Snippets from the first month or so:
Walking along the highway-ish road the first day, a black man with bright purple hair (and shoes) speaking French to his young daughter who clutched a stuffed animal.
That was the second child that I’d seen walking along the street holding a stuffie. For some reason it struck me as different. That and the purple hair. I can still see them walking in front of me.
When I bothered to order a sandwich in my clumsy french, and the man at the restaurant spoke with me, slowly. A small and encouraging breakthrough.
There was this loud buzzing sound sometimes. I heard it when the patio doors were open.
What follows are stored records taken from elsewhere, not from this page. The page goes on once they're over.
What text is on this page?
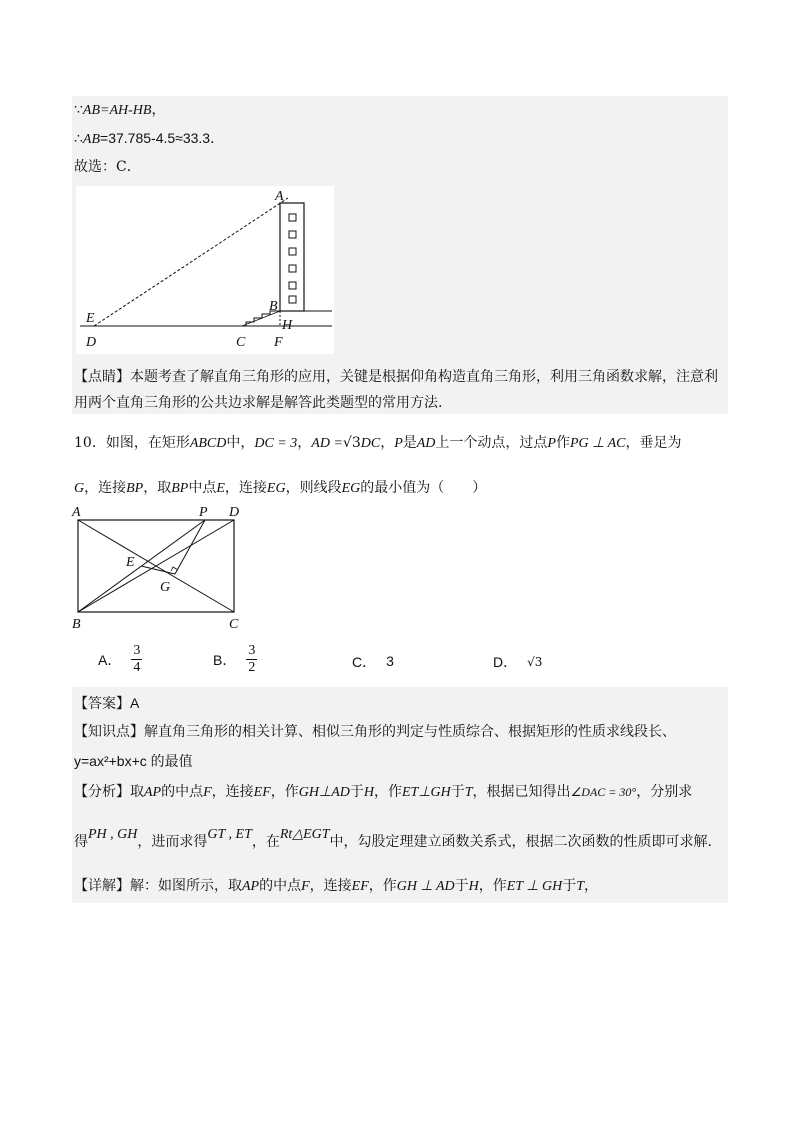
∵AB=AH-HB，
∴AB=37.785-4.5≈33.3．
故选：C．
A
B
H
E
D	C F
【点睛】本题考查了解直角三角形的应用，关键是根据仰角构造直角三角形，利用三角函数求解，注意利
用两个直角三角形的公共边求解是解答此类题型的常用方法.
10．如图，在矩形ABCD中，DC = 3，AD =√3DC，P是AD上一个动点，过点P作PG ⊥ AC，垂足为
G，连接BP，取BP中点E，连接EG，则线段EG的最小值为（　　）
A	P D
E
G
B	C
A． $\frac{3}{4}$	B． $\frac{3}{2}$	C． 3	D． √3
【答案】A
【知识点】解直角三角形的相关计算、相似三角形的判定与性质综合、根据矩形的性质求线段长、
y=ax²+bx+c 的最值
【分析】取AP的中点F，连接EF，作GH⊥AD于H，作ET⊥GH于T，根据已知得出∠DAC = 30°，分别求
得PH , GH，进而求得GT , ET，在Rt△EGT中，勾股定理建立函数关系式，根据二次函数的性质即可求解.
【详解】解：如图所示，取AP的中点F，连接EF，作GH ⊥ AD于H，作ET ⊥ GH于T，
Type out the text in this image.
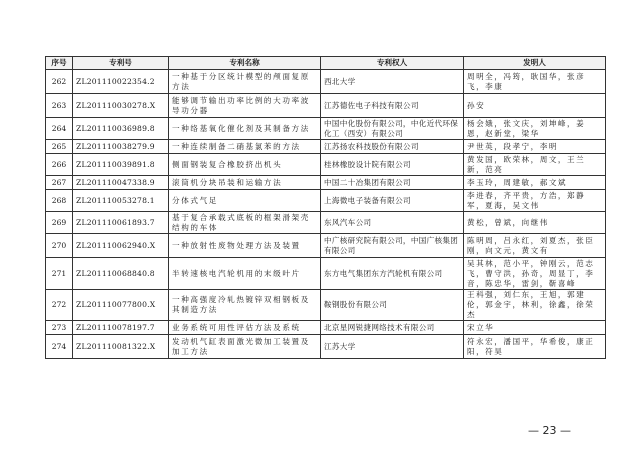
序号	专利号	专利名称	专利权人	发明人
262	ZL201110022354.2	一种基于分区统计模型的颅面复原方法	西北大学	周明全，冯筠，耿国华，张彦飞，李康
263	ZL201110030278.X	能够调节输出功率比例的大功率波导功分器	江苏德佐电子科技有限公司	孙安
264	ZL201110036989.8	一种络基氧化催化剂及其制备方法	中国中化股份有限公司，中化近代环保化工（西安）有限公司	杨会娥，张文庆，刘坤峰，姜恩，赵新堂，梁华
265	ZL201110038279.9	一种连续制备二硝基氯苯的方法	江苏扬农科技股份有限公司	尹世英，段孝宁，李明
266	ZL201110039891.8	侧面钢装复合橡胶挤出机头	桂林橡胶设计院有限公司	黄发国，欧荣林，周文，王兰新，范亮
267	ZL201110047338.9	滚筒机分块吊装和运输方法	中国二十冶集团有限公司	李玉玲，周建敏，郝文斌
268	ZL201110053278.1	分体式气足	上海微电子装备有限公司	李进春，齐平贵，方浩，郑静军，夏海，吴文伟
269	ZL201110061893.7	基于复合承载式底板的框架滑架壳结构的车体	东风汽车公司	黄松，曾斌，向继伟
270	ZL201110062940.X	一种放射性废物处理方法及装置	中广核研究院有限公司，中国广核集团有限公司	陈明周，吕永红，刘夏杰，张臣刚，向文元，黄文有
271	ZL201110068840.8	半转速核电汽轮机用的末级叶片	东方电气集团东方汽轮机有限公司	吴其林，范小平，钟刚云，范志飞，曹守洪，孙奇，周显丁，李音，陈忠华，雷剑，靳喜峰
272	ZL201110077800.X	一种高强度冷轧热镀锌双相钢板及其制造方法	鞍钢股份有限公司	王科强，刘仁东，王旭，郭建伦，郭金宇，林利，徐鑫，徐荣杰
273	ZL201110078197.7	业务系统可用性评估方法及系统	北京星网锐捷网络技术有限公司	宋立华
274	ZL201110081322.X	发动机气缸表面激光微加工装置及加工方法	江苏大学	符永宏，潘国平，华希俊，康正阳，符昊
— 23 —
I asked my niece what it was, thinking of some power line type of issue.
Cicadas, she said.
Little moments of different.
The kids playing on the fenced-in, cement playground at the school on the (busy) corner, French-accent shouts bouncing off brick walls.
The brick seems to sharpen already bold soundscapes.
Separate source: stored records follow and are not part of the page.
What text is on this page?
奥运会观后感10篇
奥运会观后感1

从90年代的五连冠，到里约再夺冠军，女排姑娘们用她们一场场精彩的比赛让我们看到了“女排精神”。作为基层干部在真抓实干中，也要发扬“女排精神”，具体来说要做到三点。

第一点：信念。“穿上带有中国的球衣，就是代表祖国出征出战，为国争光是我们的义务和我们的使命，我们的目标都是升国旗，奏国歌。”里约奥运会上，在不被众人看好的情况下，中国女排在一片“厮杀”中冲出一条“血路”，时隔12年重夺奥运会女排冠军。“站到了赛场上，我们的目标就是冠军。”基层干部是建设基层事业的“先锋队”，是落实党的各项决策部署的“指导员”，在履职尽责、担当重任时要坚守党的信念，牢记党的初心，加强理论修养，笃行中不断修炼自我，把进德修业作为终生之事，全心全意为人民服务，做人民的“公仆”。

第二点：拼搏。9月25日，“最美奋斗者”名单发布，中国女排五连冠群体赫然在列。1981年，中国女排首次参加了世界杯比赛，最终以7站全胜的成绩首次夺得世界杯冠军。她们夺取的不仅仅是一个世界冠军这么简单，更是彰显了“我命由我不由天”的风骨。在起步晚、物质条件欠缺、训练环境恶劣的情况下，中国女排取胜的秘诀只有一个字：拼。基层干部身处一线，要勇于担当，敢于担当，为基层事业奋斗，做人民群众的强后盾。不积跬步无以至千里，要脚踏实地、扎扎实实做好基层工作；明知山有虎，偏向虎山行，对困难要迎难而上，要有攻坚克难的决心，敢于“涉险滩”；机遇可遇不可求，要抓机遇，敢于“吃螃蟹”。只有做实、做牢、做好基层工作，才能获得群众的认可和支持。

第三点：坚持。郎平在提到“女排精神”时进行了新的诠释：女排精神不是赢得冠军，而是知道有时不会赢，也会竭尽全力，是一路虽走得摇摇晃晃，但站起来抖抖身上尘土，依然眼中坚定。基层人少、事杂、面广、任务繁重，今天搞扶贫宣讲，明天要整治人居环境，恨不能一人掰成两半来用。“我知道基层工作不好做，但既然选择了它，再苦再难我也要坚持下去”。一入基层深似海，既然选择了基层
The way that the neighbors fighting sounds more like a play than a real thing. Maybe it’s the thicker walls, the fact that I don’t know them, the fact that it sounds more like drama than real problems…but I feel more removed, as if it is some sort of performance. My last neighbors were too close to home.
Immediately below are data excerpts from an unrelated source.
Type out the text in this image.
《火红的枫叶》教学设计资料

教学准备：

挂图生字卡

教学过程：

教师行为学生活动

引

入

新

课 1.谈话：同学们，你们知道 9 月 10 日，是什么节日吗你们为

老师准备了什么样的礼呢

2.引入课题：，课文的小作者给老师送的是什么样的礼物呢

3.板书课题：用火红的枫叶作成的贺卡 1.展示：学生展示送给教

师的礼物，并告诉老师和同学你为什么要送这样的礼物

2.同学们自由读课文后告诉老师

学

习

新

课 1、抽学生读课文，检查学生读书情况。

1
I couldn’t stand the fighting anymore.
The cab drivers are animated, chatty. Most people seem simultaneously more and less friendly…at least, less forced happiness. There’s flairs of charisma but it’s not vacant charm. It’s authentic and vibrant. No sugarcoats.
I feel like I’m in a movie—not acting in it, just watching characters.
The night I flew out was the night the man burned. I went to a party that I wasn’t invited to and watched that on a TV. Surreal, fitting…especially the way the screen separated us and the man, but also ourselves.
I had felt disconnect for a while and this was symbolic of a real distance that I’d been feeling for so long anyhow.
It was fitting of the shit that I’d shed, the new horizons that I couldn’t wait one more minute to miss. I didn’t idealize the other side at all; I knew it would come with it’s own set of imperfections and trials.
But first would come some semblance of clarity that I’d been craving for so long.